Lifted Indices in the -6 range in a corridor from Kansas City westard through Lawrence, Topeka and Manhattan along a projected outflow boundary left from morning convection.

RUC indicates precip breaking out by 0z along the MO/KS line. Satellite shows sufficient clearing in the target area currently with lots of warm, super-saturated air in place. Southern edge of outflow boundary is easily seen across SE Kansas.

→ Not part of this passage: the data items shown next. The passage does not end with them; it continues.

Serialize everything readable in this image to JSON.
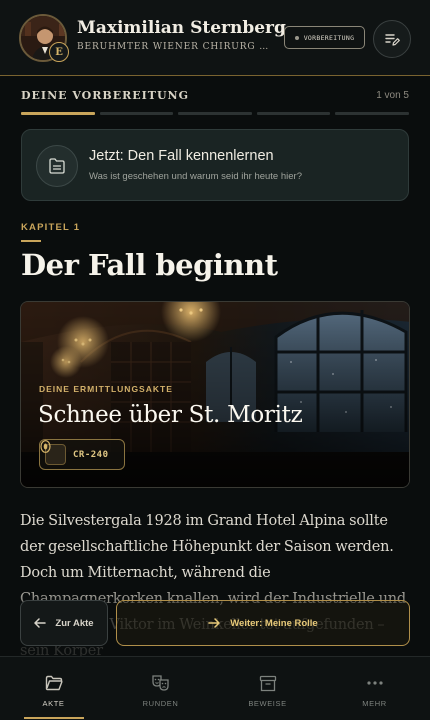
{
  "header": {
    "player_name": "Maximilian Sternberg",
    "player_role": "BERÜHMTER WIENER CHIRURG UND ...",
    "avatar_badge": "E",
    "status_label": "VORBEREITUNG",
    "notes_icon": "notes-edit-icon"
  },
  "progress": {
    "label": "DEINE VORBEREITUNG",
    "count": "1 von 5",
    "current": 1,
    "total": 5
  },
  "step": {
    "title": "Jetzt: Den Fall kennenlernen",
    "subtitle": "Was ist geschehen und warum seid ihr heute hier?",
    "icon": "file-document-icon"
  },
  "chapter": {
    "label": "KAPITEL 1",
    "title": "Der Fall beginnt"
  },
  "case_file": {
    "kicker": "DEINE ERMITTLUNGSAKTE",
    "title": "Schnee über St. Moritz",
    "code": "CR-240"
  },
  "story": {
    "text": "Die Silvestergala 1928 im Grand Hotel Alpina sollte der gesellschaftliche Höhepunkt der Saison werden. Doch um Mitternacht, während die Champagnerkorken knallen, wird der Industrielle und Hoteleigner Viktor im Weinkeller tot aufgefunden – sein Körper"
  },
  "actions": {
    "back_label": "Zur Akte",
    "next_label": "Weiter: Meine Rolle"
  },
  "nav": {
    "items": [
      {
        "label": "AKTE",
        "icon": "folder-icon",
        "active": true
      },
      {
        "label": "RUNDEN",
        "icon": "theater-masks-icon",
        "active": false
      },
      {
        "label": "BEWEISE",
        "icon": "archive-box-icon",
        "active": false
      },
      {
        "label": "MEHR",
        "icon": "more-dots-icon",
        "active": false
      }
    ]
  },
  "colors": {
    "accent": "#c9a55b",
    "background": "#0a0d0d",
    "card": "#1a2423"
  }
}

Target as of now is wherever the boundary ultimately winds up, which currently appears to be in the Lawrence to Topeka corridor. Surface winds are much more pronounced today than yesterday, making me more hopeful that these boundaries will be reinforced and will ultimately produce something interesting tonight. Any thoughts on cap strength?
 
Well the 2000 outlook language is a bit discouraging in terms of timing for initiation - seems to favor a later solution, possibly indicating the earliest initiation in the 03Z timeframe (ouch) ... it will probably be another bumpy, sleepless night for most folks living along the state lines ... just wondering if I can make it far enough west and north to catch the earliest possible stuff.
 
Well, you can see in the cumulus field over eastern KS that the cap is still pretty strong as evidenced by the shear pll roll clouds, but the cumulus looks more cellular along the western extent - so I'm not convinced it will be as late as suggested for CI. I like just east of the Salina area for CI around 2300Z, maybe only to Manhattan for a conservative drive. I'd say it's worth it - but that suggestion comes cheap as I'm not the one making the trip!